02/18/2009 12:00AM

Separating 401 Derby nominees into three groups


PHILADELPHIA - Rather than try to find the best Utah-bred among the 401 nominees to the Triple Crown, I decided I would provide a somewhat more useful service this year.

I went through all the nominees, separating those with a best Beyer Speed Figure of 90 to 99 into one category, those with a best Beyer of 100 or more into another, and those with no Beyer better than 60 into yet another.

You have to congratulate the people whose horses fall into the under-60 category. This game needs more optimists. These people all qualify.

I counted 32 nominees in the under-60 category. I could not find any stable more hopeful than the aptly named High Hopes Stable, the owner of Century Gold, a grandson of Danzig by Irish-bred Century City.

Century Gold has started once. The horse ran at a mile on the grass in a maiden race at Colonial Downs. He vied for the lead before starting to fade. He beat one horse while finishing 15 3/4 lengths behind the winner, Silent Shot, a horse that did not show up on the list of Triple Crown nominees.

Silent Shot ran three times last year after that maiden triumph without winning. In fact, Silent Shot did not come close.

None of that, however, discouraged the folks from High Hopes. Century Gold is working steadily at Belmont Park for his much-anticipated second race. I am confident of one thing. Century City will better his debut Beyer, a 4.

I was very surprised when I started to count all the nominees with a Beyer above 90, sort of the cutoff at this point for a horse that wants to be taken seriously. There were 57 of them, some of them well-known names like Beethoven, Break Water Edison, and Hello Broadway - and many of them that I had to look up to find out who they were and what they had done.

The 100-plus crowd had just seven members among the nominees, but eight if you count the fastest 3-year-old in the country.

I am told there was some controversy about This Ones for Phil's race in the Sunshine Millions Dash. Apparently, there was some surprise when the horse went from a main track best Beyer of 81 to 116. What is unreasonable about that?

Anyway, I must have been at a basketball game. Sorry I missed the action. Apparently, figure-maker Andrew Beyer was mystified, and Richard Dutrow Jr., who trains This Ones for Phil, was mystified that Beyer was mystified.

Me? Hey, the numbers are the numbers. I don't try to think here.

This Ones for Phil is not a Triple Crown nominee, at least not yet. There is still time. We really need This Ones for Phil.

Two of the 100 crowd ran in Monday's Southwest Stakes at Oaklawn Park. Old Fashioned chased Silver City around the track and then ran by him in the stretch. The early fractions were quick and could have impacted the final time and Beyer. Old Fashioned got a 93 in the Southwest, 7 points below the 100 he got in the Remsen last November.

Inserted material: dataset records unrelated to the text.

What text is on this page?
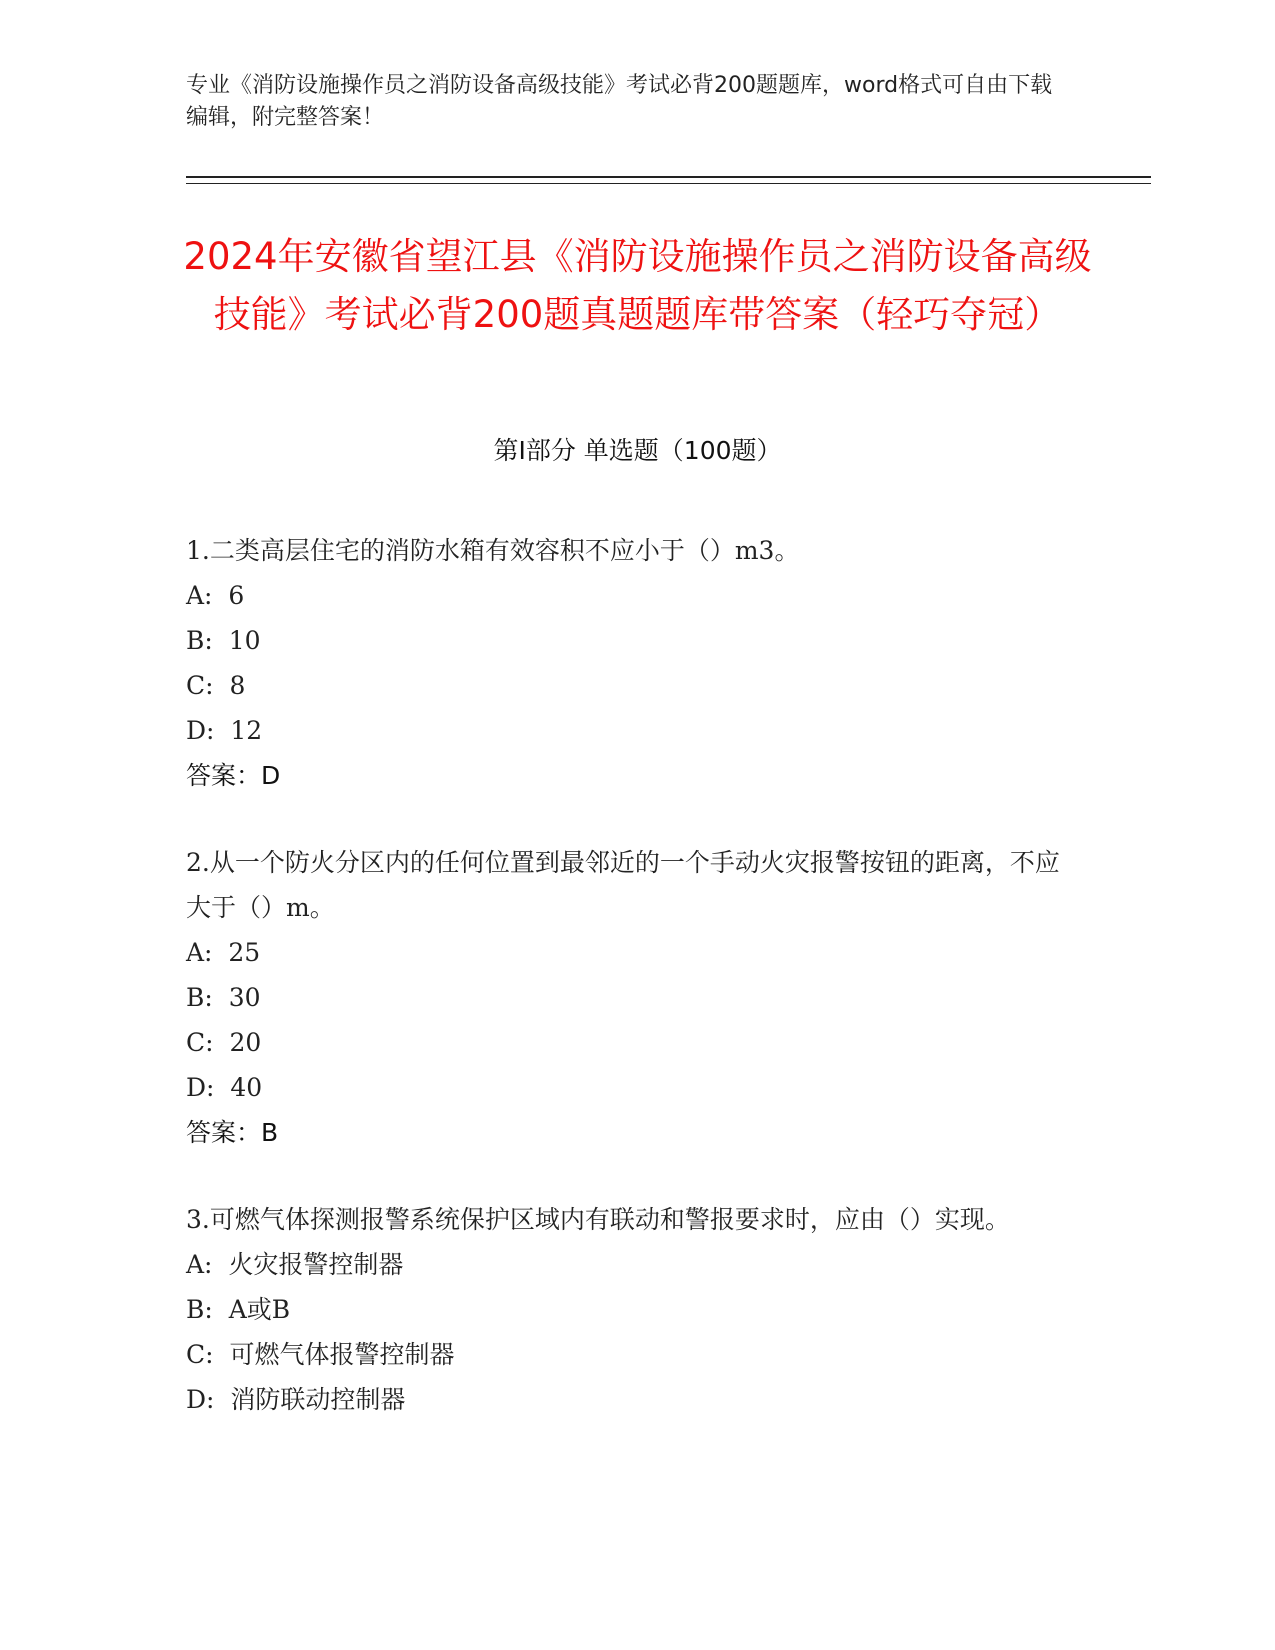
专业《消防设施操作员之消防设备高级技能》考试必背200题题库，word格式可自由下载编辑，附完整答案！
2024年安徽省望江县《消防设施操作员之消防设备高级技能》考试必背200题真题题库带答案（轻巧夺冠）
第I部分 单选题（100题）
1.二类高层住宅的消防水箱有效容积不应小于（）m3。
A:  6
B:  10
C:  8
D:  12
答案：D
2.从一个防火分区内的任何位置到最邻近的一个手动火灾报警按钮的距离，不应大于（）m。
A:  25
B:  30
C:  20
D:  40
答案：B
3.可燃气体探测报警系统保护区域内有联动和警报要求时，应由（）实现。
A:  火灾报警控制器
B:  A或B
C:  可燃气体报警控制器
D:  消防联动控制器
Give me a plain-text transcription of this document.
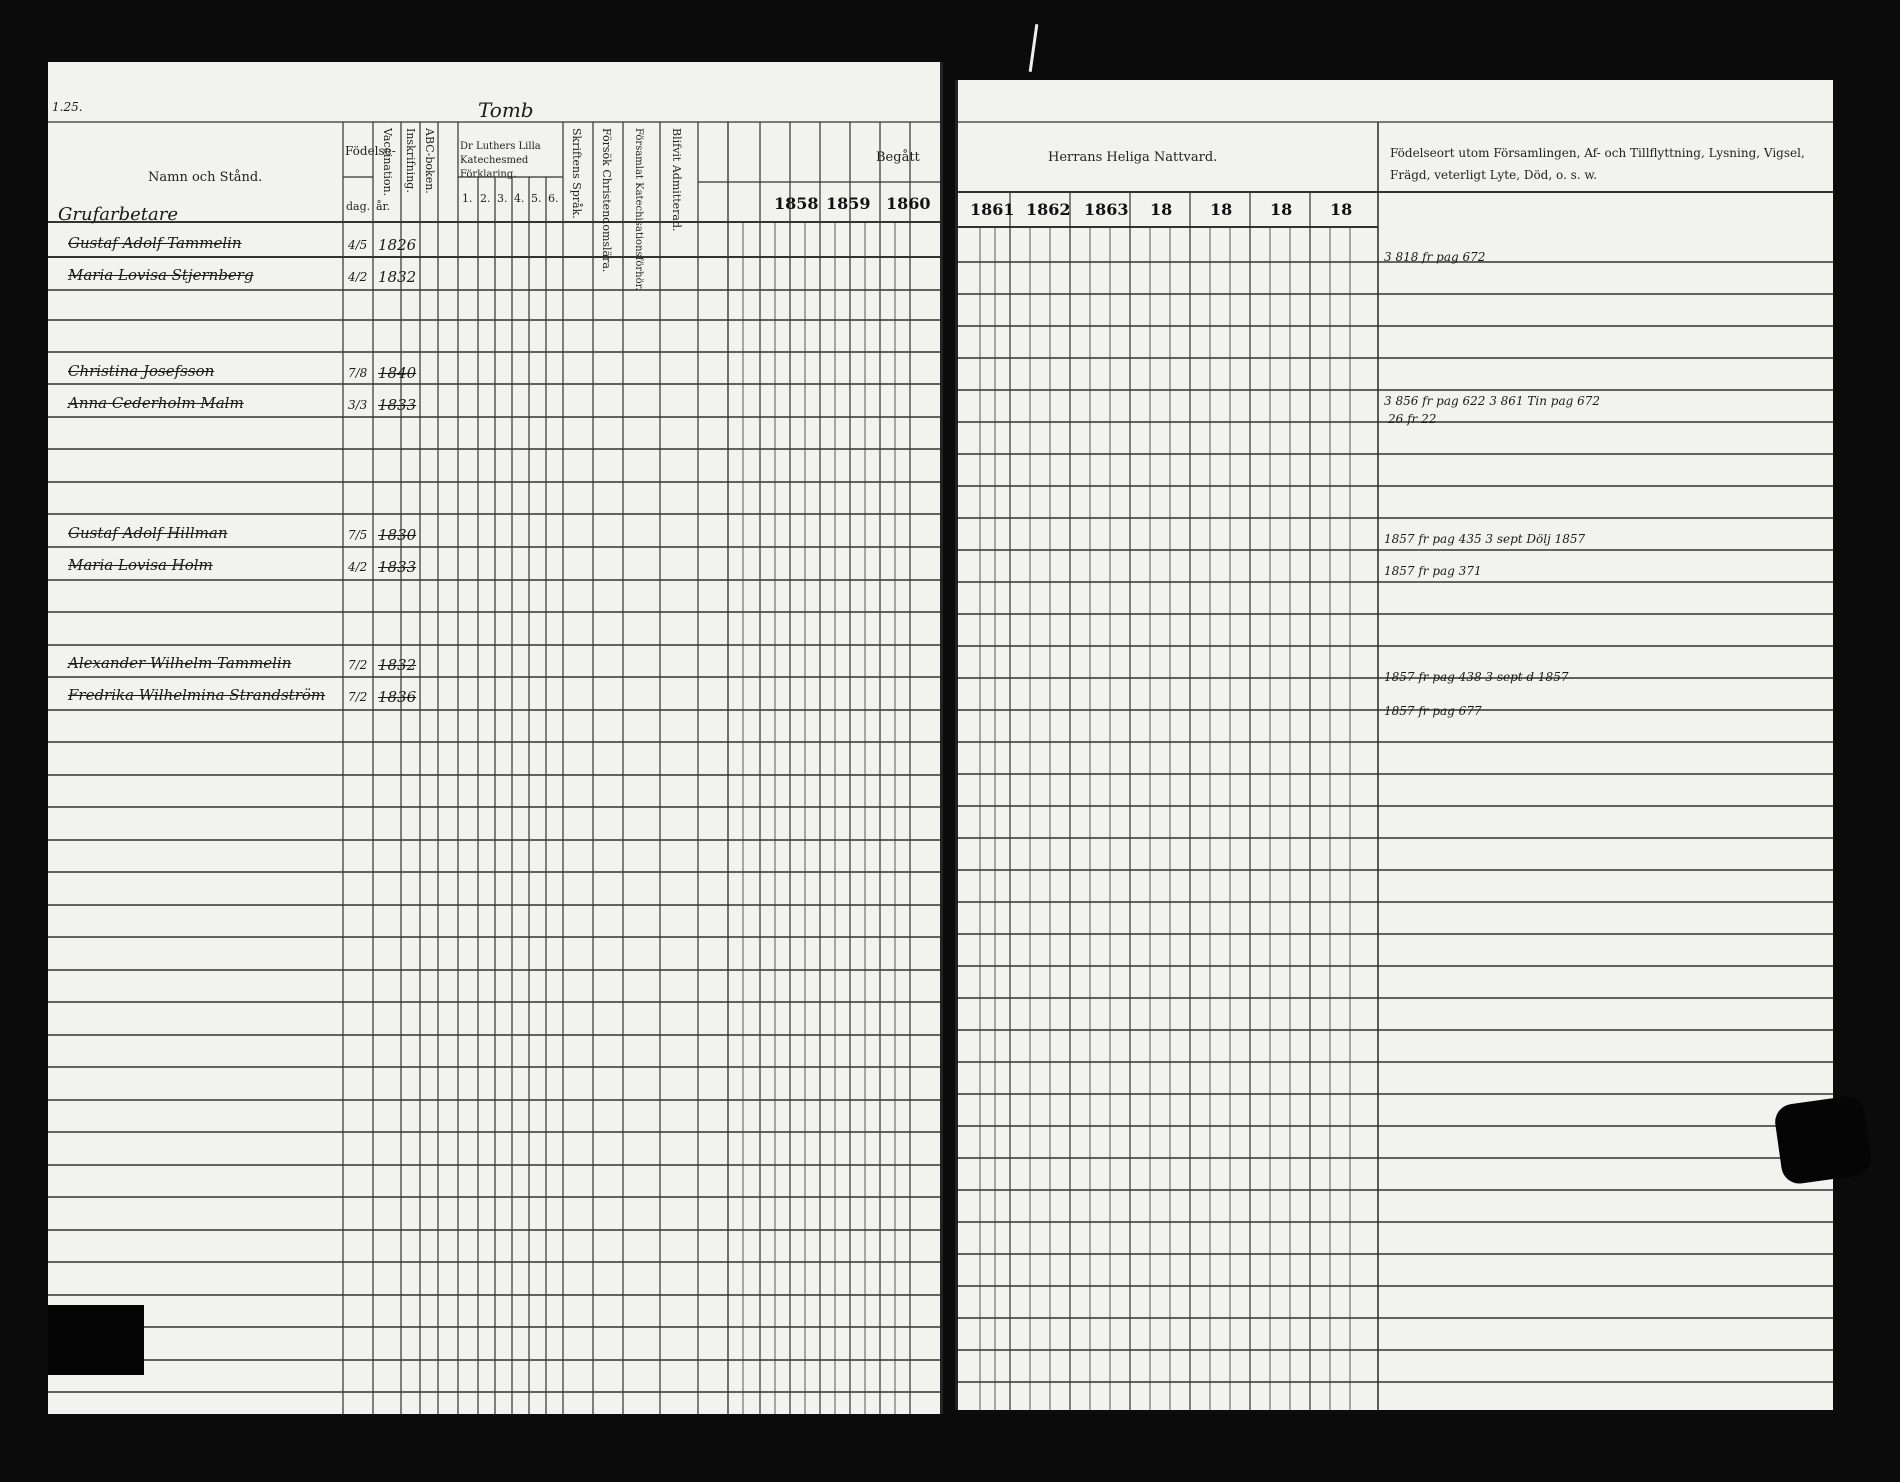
1.25.	Tomb
Namn och Stånd.
Födelse-
dag. år.
Vaccination. Inskrifning. ABC-boken. Dr Luthers Lilla Katechesmed Förklaring.
1. 2. 3. 4. 5. 6. Skriftens Språk. Försök Christendomslära. Församlat Katechisationsförhör. Blifvit Admitterad.	Begått
1858 1859 1860
Grufarbetare
Gustaf Adolf Tammelin	4/5 1826
Maria Lovisa Stjernberg	4/2 1832
Christina Josefsson	7/8 1840
Anna Cederholm Malm	3/3 1833
Gustaf Adolf Hillman	7/5 1830
Maria Lovisa Holm	4/2 1833
Alexander Wilhelm Tammelin	7/2 1832
Fredrika Wilhelmina Strandström 7/2 1836
Herrans Heliga Nattvard.	Födelseort utom Församlingen, Af- och Tillflyttning, Lysning, Vigsel, Frägd, veterligt Lyte, Död, o. s. w.
1861 1862 1863 18 18 18 18
3 818 fr pag 672
3 856 fr pag 622 3 861 Tin pag 672
26 fr 22
1857 fr pag 435 3 sept Dölj 1857
1857 fr pag 371
1857 fr pag 438 3 sept d 1857
1857 fr pag 677
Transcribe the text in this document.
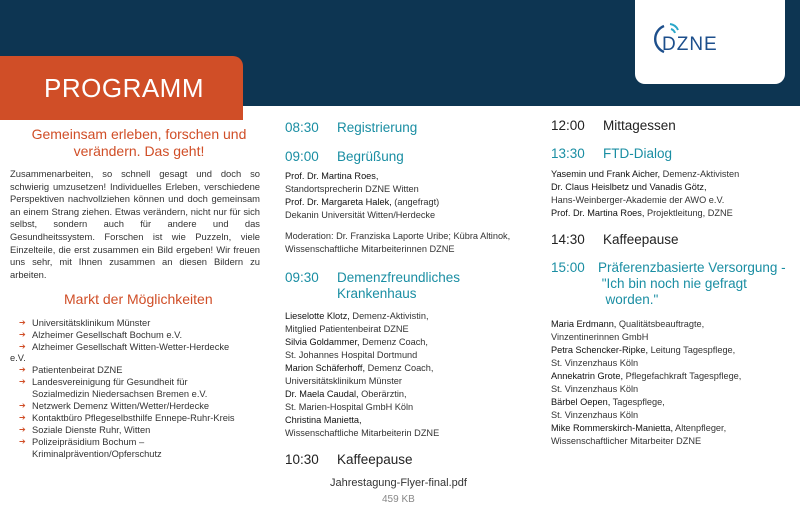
DZNE
PROGRAMM
Gemeinsam erleben, forschen und verändern. Das geht!

Zusammenarbeiten, so schnell gesagt und doch so schwierig umzusetzen! Individuelles Erleben, verschiedene Perspektiven nachvollziehen können und doch gemeinsam an einem Strang ziehen. Etwas verändern, nicht nur für sich selbst, sondern auch für andere und das Gesundheitssystem. Forschen ist wie Puzzeln, viele Einzelteile, die erst zusammen ein Bild ergeben! Wir freuen uns sehr, mit Ihnen zusammen an diesen Bildern zu arbeiten.

Markt der Möglichkeiten
➔ Universitätsklinikum Münster
➔ Alzheimer Gesellschaft Bochum e.V.
➔ Alzheimer Gesellschaft Witten-Wetter-Herdecke
e.V.
➔ Patientenbeirat DZNE
➔ Landesvereinigung für Gesundheit für
Sozialmedizin Niedersachsen Bremen e.V.
➔ Netzwerk Demenz Witten/Wetter/Herdecke
➔ Kontaktbüro Pflegeselbsthilfe Ennepe-Ruhr-Kreis
➔ Soziale Dienste Ruhr, Witten
➔ Polizeipräsidium Bochum –
Kriminalprävention/Opferschutz
08:30	Registrierung
09:00	Begrüßung
Prof. Dr. Martina Roes,
Standortsprecherin DZNE Witten
Prof. Dr. Margareta Halek, (angefragt)
Dekanin Universität Witten/Herdecke
Moderation: Dr. Franziska Laporte Uribe; Kübra Altinok,
Wissenschaftliche Mitarbeiterinnen DZNE
09:30	Demenzfreundliches
Krankenhaus
Lieselotte Klotz, Demenz-Aktivistin,
Mitglied Patientenbeirat DZNE
Silvia Goldammer, Demenz Coach,
St. Johannes Hospital Dortmund
Marion Schäferhoff, Demenz Coach,
Universitätsklinikum Münster
Dr. Maela Caudal, Oberärztin,
St. Marien-Hospital GmbH Köln
Christina Manietta,
Wissenschaftliche Mitarbeiterin DZNE
10:30	Kaffeepause
12:00	Mittagessen
13:30	FTD-Dialog
Yasemin und Frank Aicher, Demenz-Aktivisten
Dr. Claus Heislbetz und Vanadis Götz,
Hans-Weinberger-Akademie der AWO e.V.
Prof. Dr. Martina Roes, Projektleitung, DZNE
14:30	Kaffeepause
15:00 Präferenzbasierte Versorgung -
"Ich bin noch nie gefragt
worden."
Maria Erdmann, Qualitätsbeauftragte,
Vinzentinerinnen GmbH
Petra Schencker-Ripke, Leitung Tagespflege,
St. Vinzenzhaus Köln
Annekatrin Grote, Pflegefachkraft Tagespflege,
St. Vinzenzhaus Köln
Bärbel Oepen, Tagespflege,
St. Vinzenzhaus Köln
Mike Rommerskirch-Manietta, Altenpfleger,
Wissenschaftlicher Mitarbeiter DZNE
Jahrestagung-Flyer-final.pdf
459 KB
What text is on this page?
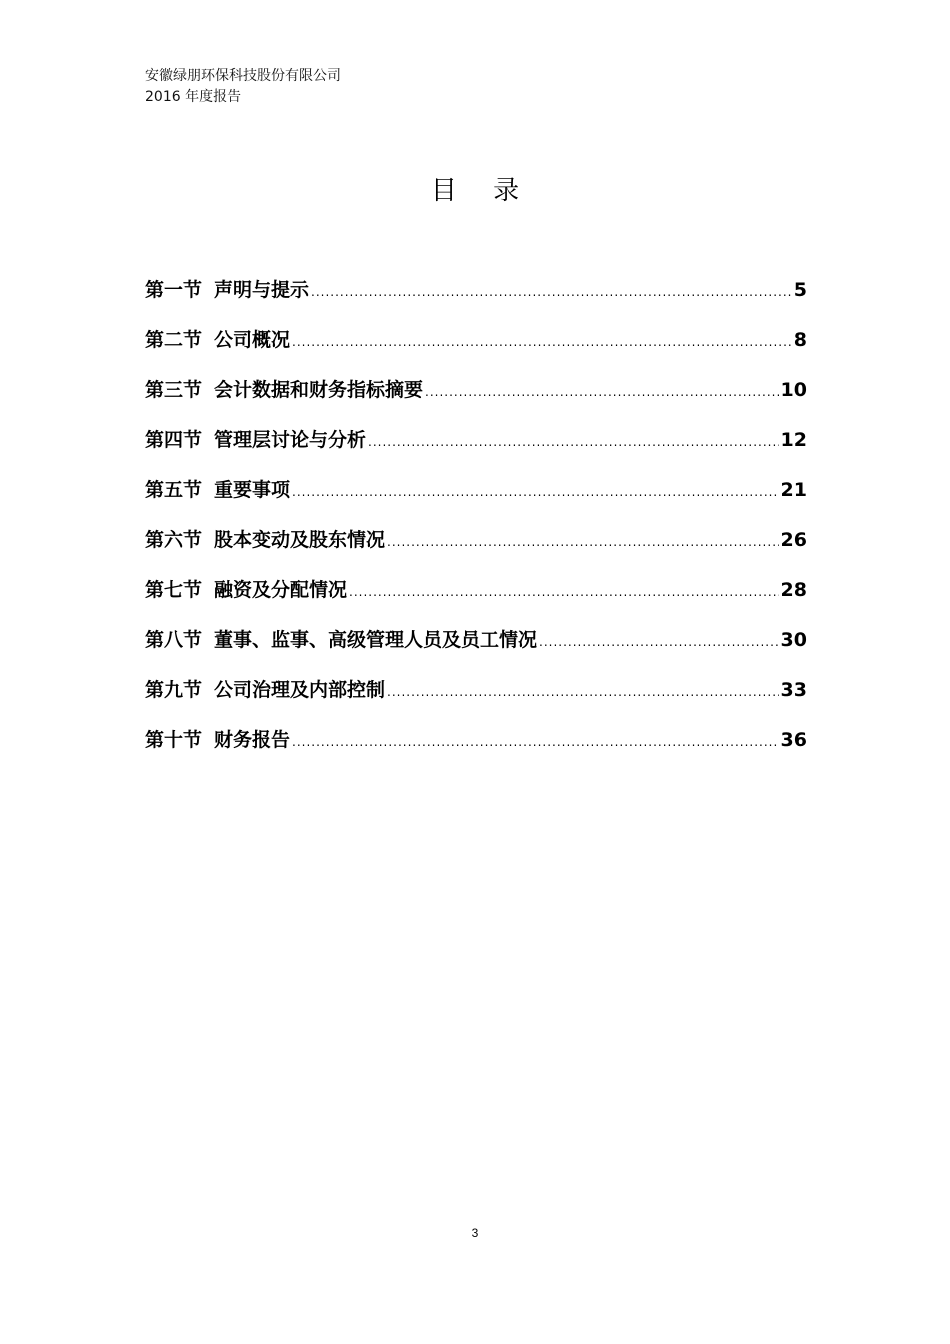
安徽绿朋环保科技股份有限公司
2016 年度报告
目 录
第一节 声明与提示 .....	5
第二节 公司概况 .....	8
第三节 会计数据和财务指标摘要 .....	10
第四节 管理层讨论与分析 .....	12
第五节 重要事项 .....	21
第六节 股本变动及股东情况 .....	26
第七节 融资及分配情况 .....	28
第八节 董事、监事、高级管理人员及员工情况 .....	30
第九节 公司治理及内部控制 .....	33
第十节 财务报告 .....	36
3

Normally, I would not be thrilled with the Beyer drop, but I liked the way Old Fashioned ran. The chase-and-go trip rarely results in big Beyers. For those who weren't sure, it did show that Old Fashioned would pass other horses. Still, it would be nice to see a Beyer improvement when the colt runs back in the Rebel at Oaklawn Park March 14.

Another nominee became part of the 100 crew on Saturday. General Quarters (100) not only ran fast while winning the Tampa Bay Derby but also looked very good doing it. His previous best Beyer was 90, so this move forward was hardly unusual.

I know most of the names on the triple-digit list, including the second-fastest 3-year-old in America, Notonthesamepage (114).

I was not as familiar with a few others on the list, including Obligingly. That colt got a 49 in a Polytrack debut at Keeneland, followed by a 100 in a maiden win at Calder and an 89 when third in an allowance at Gulfstream.

Taqarub is unbeaten in three starts and is really, really fast. You would not think that a son of Aldebaran would be a distance horse, but who knows about these things anymore? The colt got an 89 in his debut, followed by 78 and 103 when he won the Jimmy Winkfield at Aqueduct on Jan. 19. In those three starts, Taqarub has not been behind a horse at any call.

So, there you have it. As far as I know, none of the horses on the three lists are Utah-breds. Next year, I will be tracking Montana-breds. Or I might just do this again. I will have to determine which is more relevant to the actual Triple Crown races.